With this kind of luxuriating over one's hair ingrained from a young age, it's no wonder Danes of both genders gratuitously partake of hair products and services. A 2007 study of the European cosmetics industry, which included hair care products, found Denmark tied with Sweden for the highest EU consumption levels, outspending even U.S. shopaholics in currency-adjusted comparison.

These people aren't messing around!

Maybe I wouldn't find this fixation so odd except that, unlike Americans with their pursuit of natural, non-grey perfection, Danes seem bent on purposely standing out in a crowd. I imagine many conversations taking place in locals salons where the customer says, "I'd like an avant-garde, asymetrical cut and the most glaringly unnatural color you have please." No need to wonder whether a woman's hair color belies her age when you're transfixed and distracted by her neon orange mane.

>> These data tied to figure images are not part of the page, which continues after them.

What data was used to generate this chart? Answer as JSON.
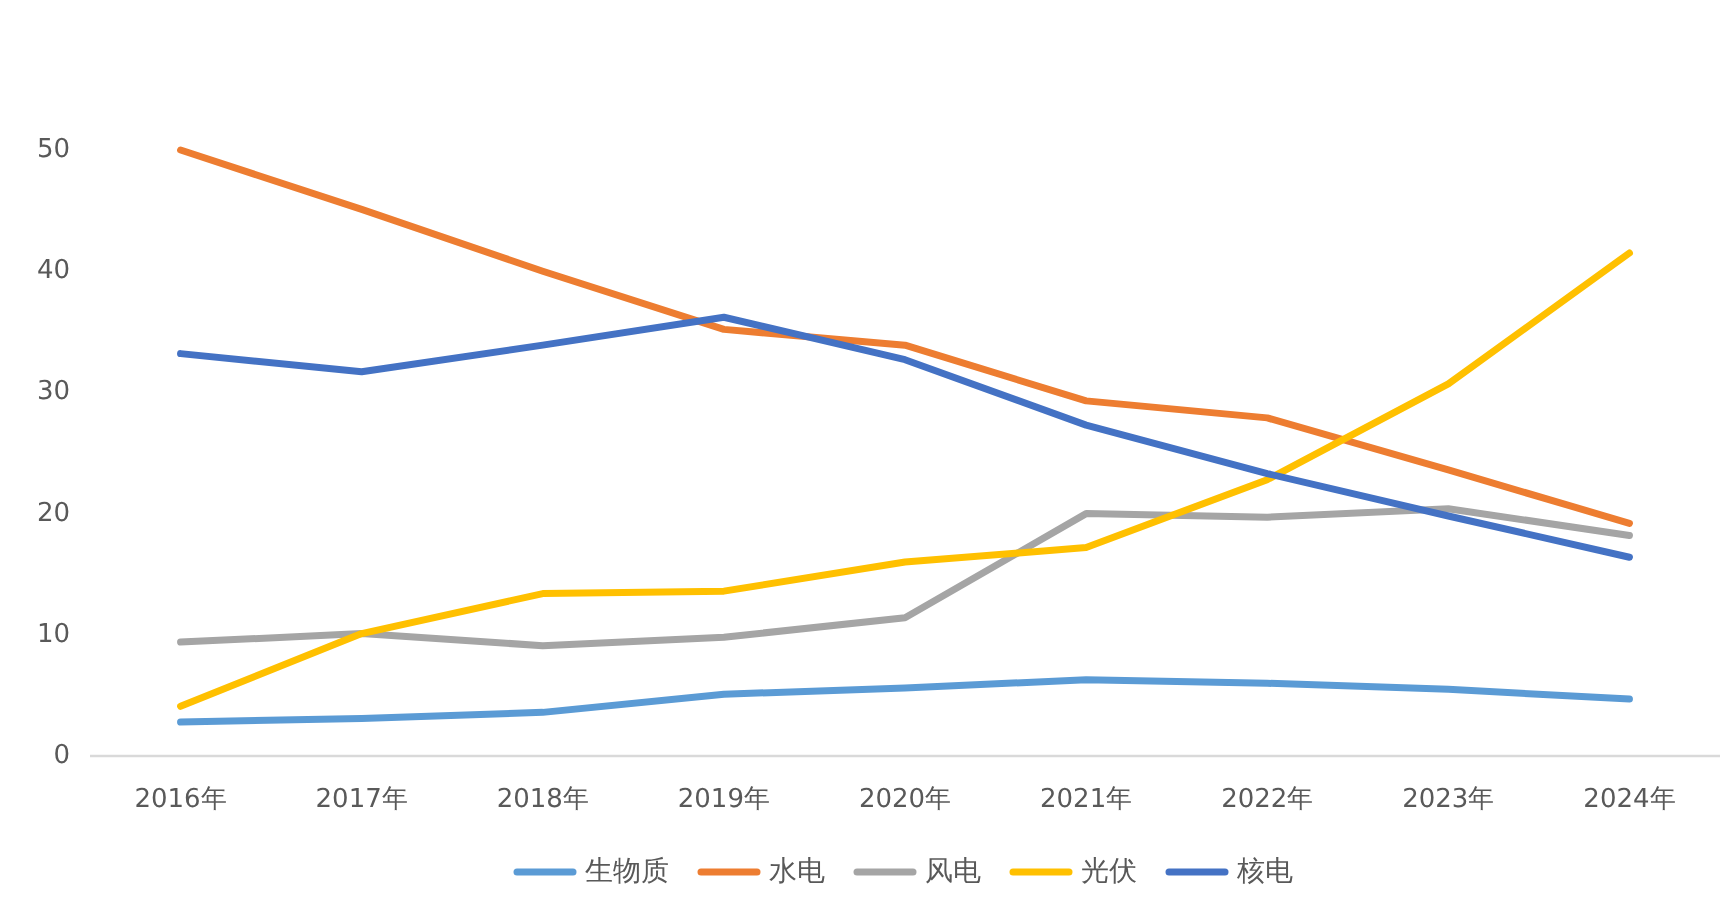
{
  "chart_data": {
    "type": "line",
    "categories": [
      "2016年",
      "2017年",
      "2018年",
      "2019年",
      "2020年",
      "2021年",
      "2022年",
      "2023年",
      "2024年"
    ],
    "series": [
      {
        "name": "生物质",
        "color": "#5b9bd5",
        "values": [
          2.8,
          3.1,
          3.6,
          5.1,
          5.6,
          6.3,
          6.0,
          5.5,
          4.7
        ]
      },
      {
        "name": "水电",
        "color": "#ed7d31",
        "values": [
          50,
          45.1,
          40,
          35.2,
          33.9,
          29.3,
          27.9,
          23.6,
          19.2
        ]
      },
      {
        "name": "风电",
        "color": "#a5a5a5",
        "values": [
          9.4,
          10.1,
          9.1,
          9.8,
          11.4,
          20.0,
          19.7,
          20.4,
          18.2
        ]
      },
      {
        "name": "光伏",
        "color": "#ffc000",
        "values": [
          4.1,
          10.1,
          13.4,
          13.6,
          16.0,
          17.2,
          22.8,
          30.7,
          41.5
        ]
      },
      {
        "name": "核电",
        "color": "#4472c4",
        "values": [
          33.2,
          31.7,
          33.9,
          36.2,
          32.7,
          27.3,
          23.3,
          19.8,
          16.4
        ]
      }
    ],
    "ylim": [
      0,
      50
    ],
    "yticks": [
      0,
      10,
      20,
      30,
      40,
      50
    ],
    "legend": "bottom"
  }
}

In a country where it seems practically taboo to wear a winter coat in anything other than black, gray or navy, is hair some kind of personal rebellion or form of Danish self-expression?

Not a natural color in the bunch.
Spiky mohawks, painstakingly pin-curled waves, crimped hair, highlights, lowlights, half-shaven heads, blunt bangs, long bangs, side buns, top buns, French braids, and yes, even a mullet or two. This blog on Copenhagen street styles shows just how out of my Euro-hip league I am. It makes me wonder if I should I start worrying about being deported for my lame, no-effort ponytail and boring brown hair?

* Note: This phenomenon was particularly difficult to document given my unwilliness to test the operating theory that people of most countries don't appreciate strangers photographing them and my greater goal of trying to make friends here in Denmark, not creeping people out or getting arrested.